Morí ante mis ojos. Todos mis animales se encontraban alrededor de mi cuerpo ensangrentado mirando hacia la lámpara, viendo como se columpiaba de un lado a otro. Sin embargo los invisibles no me advirtieron, desde arriba los vi salir de la habitación, triunfantes y hablando de su próxima tarea.
El colchón comenzó a gotear, el piso se mojó y las gotas abrazaron el teléfono. La marea espesa no logró moverlo de lugar pero empezó a cubrirlo, intentando dejarlo hundido en el fondo, oculto y olvidado para siempre.

Desde la araña, suspiré.
Nunca me había visto desde esa óptica. Creo que recién en ese momento pude ver que fui un bello ser. Siempre noté nada más que mis problemas, mis defectos, mis falencias; sin embargo, así tirada en una cama tan roja como los muebles, rodeada de letras escritas en papeles en el piso, de cables para recargar todo aquello que me conectaba con los demás y de mis 3 hijos de carne y hueso; me veía bella y trágica: como mi propia vida.
Decidí irme, porque ya no tenía nada que hacer allí.

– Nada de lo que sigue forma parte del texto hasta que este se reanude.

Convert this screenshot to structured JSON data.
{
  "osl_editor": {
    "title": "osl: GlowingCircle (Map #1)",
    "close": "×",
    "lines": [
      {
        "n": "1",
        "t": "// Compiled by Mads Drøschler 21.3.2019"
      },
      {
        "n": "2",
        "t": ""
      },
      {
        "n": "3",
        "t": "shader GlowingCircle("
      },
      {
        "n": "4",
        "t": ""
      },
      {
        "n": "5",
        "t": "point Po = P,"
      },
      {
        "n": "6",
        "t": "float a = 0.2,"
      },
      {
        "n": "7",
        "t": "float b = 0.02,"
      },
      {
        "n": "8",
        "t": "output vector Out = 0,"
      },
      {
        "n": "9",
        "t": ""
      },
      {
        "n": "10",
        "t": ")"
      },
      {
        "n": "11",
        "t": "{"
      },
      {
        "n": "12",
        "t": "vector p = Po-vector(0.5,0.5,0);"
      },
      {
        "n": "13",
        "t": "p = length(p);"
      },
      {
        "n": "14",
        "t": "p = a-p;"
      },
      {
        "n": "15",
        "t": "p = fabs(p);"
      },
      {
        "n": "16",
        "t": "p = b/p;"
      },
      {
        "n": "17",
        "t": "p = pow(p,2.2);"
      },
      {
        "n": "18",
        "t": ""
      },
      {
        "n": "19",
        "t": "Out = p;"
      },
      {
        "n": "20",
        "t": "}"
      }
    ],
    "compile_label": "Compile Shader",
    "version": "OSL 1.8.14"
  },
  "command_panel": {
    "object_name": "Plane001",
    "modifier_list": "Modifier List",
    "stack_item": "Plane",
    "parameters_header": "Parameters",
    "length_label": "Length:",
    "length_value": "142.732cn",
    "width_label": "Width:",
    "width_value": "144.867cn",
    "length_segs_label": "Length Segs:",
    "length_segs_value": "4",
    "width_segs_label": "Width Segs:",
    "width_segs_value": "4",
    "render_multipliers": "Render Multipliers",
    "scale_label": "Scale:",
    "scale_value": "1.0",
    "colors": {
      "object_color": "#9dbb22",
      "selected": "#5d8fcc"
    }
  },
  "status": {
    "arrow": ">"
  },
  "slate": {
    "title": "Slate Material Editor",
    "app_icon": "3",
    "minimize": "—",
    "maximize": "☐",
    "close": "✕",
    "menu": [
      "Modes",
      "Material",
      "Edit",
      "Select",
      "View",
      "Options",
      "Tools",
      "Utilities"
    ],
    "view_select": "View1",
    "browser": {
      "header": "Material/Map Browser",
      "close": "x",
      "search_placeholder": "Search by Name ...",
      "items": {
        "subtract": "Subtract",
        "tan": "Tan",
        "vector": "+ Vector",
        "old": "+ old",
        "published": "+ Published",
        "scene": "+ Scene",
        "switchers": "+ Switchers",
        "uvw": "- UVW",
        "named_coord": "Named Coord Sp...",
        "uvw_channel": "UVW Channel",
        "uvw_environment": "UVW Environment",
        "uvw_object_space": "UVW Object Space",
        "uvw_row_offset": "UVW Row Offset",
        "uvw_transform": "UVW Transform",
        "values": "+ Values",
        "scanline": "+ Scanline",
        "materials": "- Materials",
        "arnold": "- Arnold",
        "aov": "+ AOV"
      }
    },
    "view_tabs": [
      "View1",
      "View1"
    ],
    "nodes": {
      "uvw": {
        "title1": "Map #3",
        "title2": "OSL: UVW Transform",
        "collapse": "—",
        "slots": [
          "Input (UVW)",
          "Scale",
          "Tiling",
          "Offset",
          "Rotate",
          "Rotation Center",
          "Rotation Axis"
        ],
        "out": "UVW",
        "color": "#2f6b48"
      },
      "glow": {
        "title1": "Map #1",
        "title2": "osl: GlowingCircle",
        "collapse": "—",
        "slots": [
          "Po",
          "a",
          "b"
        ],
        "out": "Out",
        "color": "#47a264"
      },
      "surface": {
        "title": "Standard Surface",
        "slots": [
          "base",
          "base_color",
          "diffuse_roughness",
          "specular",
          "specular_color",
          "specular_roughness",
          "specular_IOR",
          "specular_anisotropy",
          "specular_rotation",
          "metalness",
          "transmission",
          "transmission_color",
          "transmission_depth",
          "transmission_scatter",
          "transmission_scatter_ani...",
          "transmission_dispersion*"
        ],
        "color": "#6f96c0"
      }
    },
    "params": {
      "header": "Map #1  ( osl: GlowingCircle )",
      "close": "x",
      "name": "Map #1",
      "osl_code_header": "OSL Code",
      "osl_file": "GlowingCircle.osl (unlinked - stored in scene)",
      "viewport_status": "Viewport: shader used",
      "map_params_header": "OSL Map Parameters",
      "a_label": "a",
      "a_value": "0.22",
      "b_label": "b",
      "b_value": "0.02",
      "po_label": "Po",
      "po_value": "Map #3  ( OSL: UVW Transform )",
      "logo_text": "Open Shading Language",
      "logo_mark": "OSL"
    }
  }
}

Pronto empezaría a verme fatal y la casa se llenaría tanto de curiosos como de lamentos.
Acaricié por última vez la hermosa piel de aquellos que me acompañaron hasta el final y atravesé la puerta sin hacer ruido.
Dentro quedó una casa de colores, valijas con ruedas gastadas, estantes repletos de comida rápida, perfumes sin estrenar, anillos en forma de corazón, mantas con pelos, hojas con historias que nadie podrá leer, animales mirándome con tristeza y un teléfono en el piso.
Mi cuerpo supo que pudo cumplir su último deseo y mientras en la pantalla se iba borrando con sangre lo único que quise dejar en claro, mi mente se esfuma sin saber jamás si el mensaje fue contestado.

Mientras tanto, la araña está quieta, afuera llueve y vos te estás duchando. La televisión está a todo volumen y a tu teléfono con dos por ciento de batería llega un mensaje que dice “Te voy a amar toda la vida”.